Kubeflow's place in this world

Increasingly, the tools provide the ability to deploy containerized AI microservices over Kubernetes orchestration backbones that span public, private, hybrid, multi-cloud, and even edge environments. 

Recognizing the need for standards in this regard, the AI community has in the past year coalesced around an open-source project that automates the AI DevOps pipeline over Kubernetes clusters. Developed by Google and launched in late 2017, Kubeflow provides a framework-agnostic pipeline for making AI microservices production-ready across multi-framework, multi-cloud computing environments.

Kubeflow supports the entire DevOps lifecycle for containerized AI. It simplifies the creation of production-ready AI microservices, ensures the mobility of containerized AI apps among Kubernetes clusters, and supports scaling of AI DevOps workloads to any cluster size.

It's designed to support any workload in the end-to-end AI DevOps pipeline, ranging from up-front data preparation to iterative modeling and training, all the way to downstream serving, evaluation, and management of containerized AI microservices.

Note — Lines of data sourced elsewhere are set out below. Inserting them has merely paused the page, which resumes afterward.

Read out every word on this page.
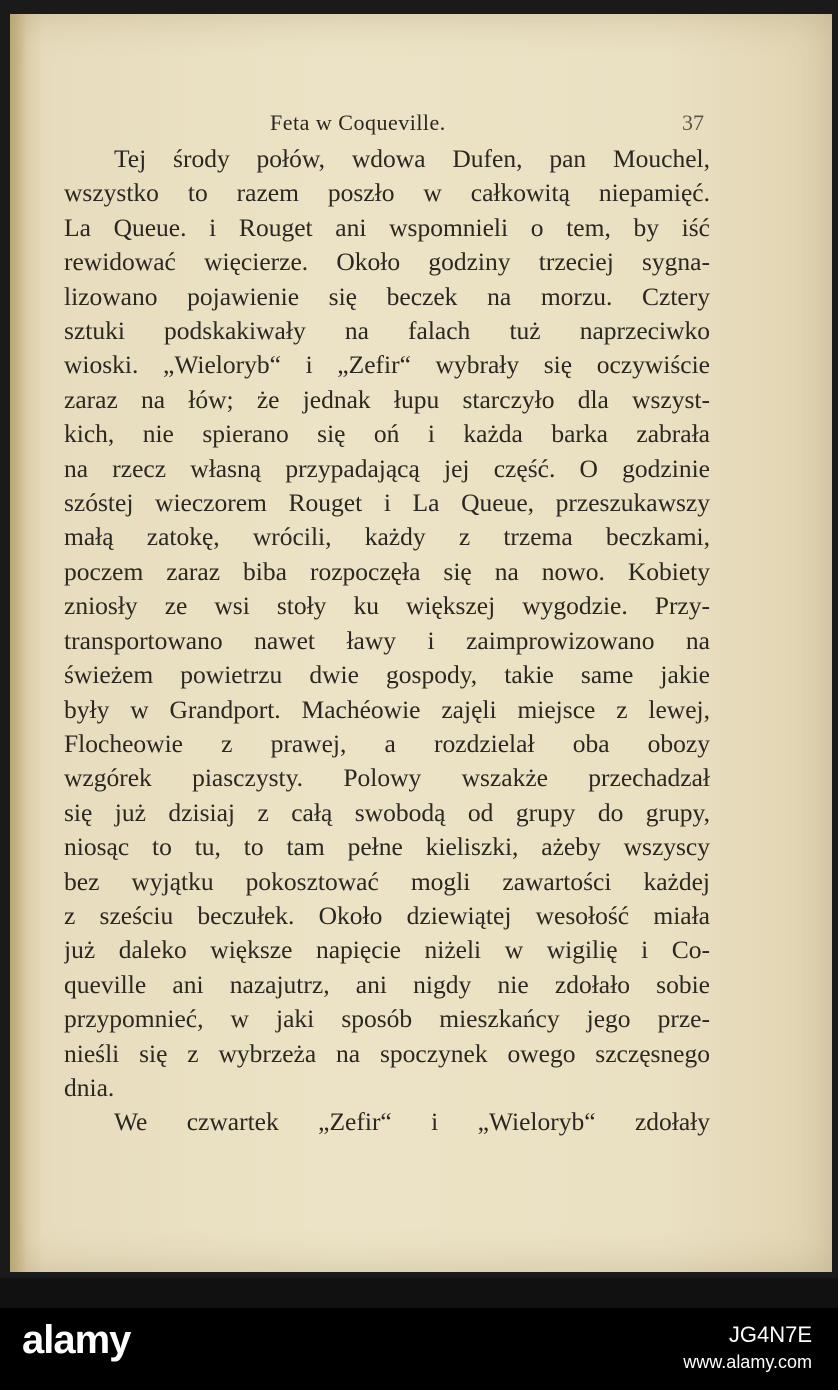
Feta w Coqueville.	37
Tej środy połów, wdowa Dufen, pan Mouchel,
wszystko to razem poszło w całkowitą niepamięć.
La Queue. i Rouget ani wspomnieli o tem, by iść
rewidować więcierze. Około godziny trzeciej sygna-
lizowano pojawienie się beczek na morzu. Cztery
sztuki podskakiwały na falach tuż naprzeciwko
wioski. „Wieloryb“ i „Zefir“ wybrały się oczywiście
zaraz na łów; że jednak łupu starczyło dla wszyst-
kich, nie spierano się oń i każda barka zabrała
na rzecz własną przypadającą jej część. O godzinie
szóstej wieczorem Rouget i La Queue, przeszukawszy
małą zatokę, wrócili, każdy z trzema beczkami,
poczem zaraz biba rozpoczęła się na nowo. Kobiety
zniosły ze wsi stoły ku większej wygodzie. Przy-
transportowano nawet ławy i zaimprowizowano na
świeżem powietrzu dwie gospody, takie same jakie
były w Grandport. Machéowie zajęli miejsce z lewej,
Flocheowie z prawej, a rozdzielał oba obozy
wzgórek piasczysty. Polowy wszakże przechadzał
się już dzisiaj z całą swobodą od grupy do grupy,
niosąc to tu, to tam pełne kieliszki, ażeby wszyscy
bez wyjątku pokosztować mogli zawartości każdej
z sześciu beczułek. Około dziewiątej wesołość miała
już daleko większe napięcie niżeli w wigilię i Co-
queville ani nazajutrz, ani nigdy nie zdołało sobie
przypomnieć, w jaki sposób mieszkańcy jego prze-
nieśli się z wybrzeża na spoczynek owego szczęsnego
dnia.
We czwartek „Zefir“ i „Wieloryb“ zdołały
alamy	JG4N7E
www.alamy.com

But Kubeflow is far from mature and has been adopted only in a handful of commercial AI workbench and DevOps product offerings. Early adopters of Kubeflow include Agile Stacks, Alibaba Cloud, Amazon Web Services, Google, H20.ai, IBM, NVIDIA, and Weaveworks.

How to get started

Developing AI apps for containers in the cloud requires expert personnel, sophisticated tooling, scalable cloud platforms, and efficient DevOps workflows. To recap, enterprise application development and operations professionals who want to bring AI development fully into their cloud-computing initiatives should heed the following advice:

  • Align your AI application development practices with your existing enterprise DevOps methodologies. This will allow you to build, deploy and iterate ML, DL, and other statistical models in the same APIs programming interfaces, user experience designs, and other application artifacts.
  • Provide AI application DevOps teams with a shared collaboration workbench. This will allow for data preparation, statistical modeling, training, deployment, and the refinement of models, code, APIs, containerized microservices, and other development artifacts.
  • Ensure that your AI DevOps workflow supports continuous retraining of deployed AI models against fresh data over an application's life. This will ensure that AI-infused applications continue to do their designated tasks—such as recognizing faces, predicting events, and inferring customer intents—with acceptable accuracy.
  • Manage AI DevOps workflows from a source control repository. This will serve as the hub for collaboration, versioning, reuse, and sharing of all pipeline artifacts by all participants.

Most important of all, bring data scientists fully into your application development organizations and DevOps practices. They are skilled professionals who have the expertise to build, train, test, deploy, and manage AI models that are anchored in the actual data in the application domains of interest.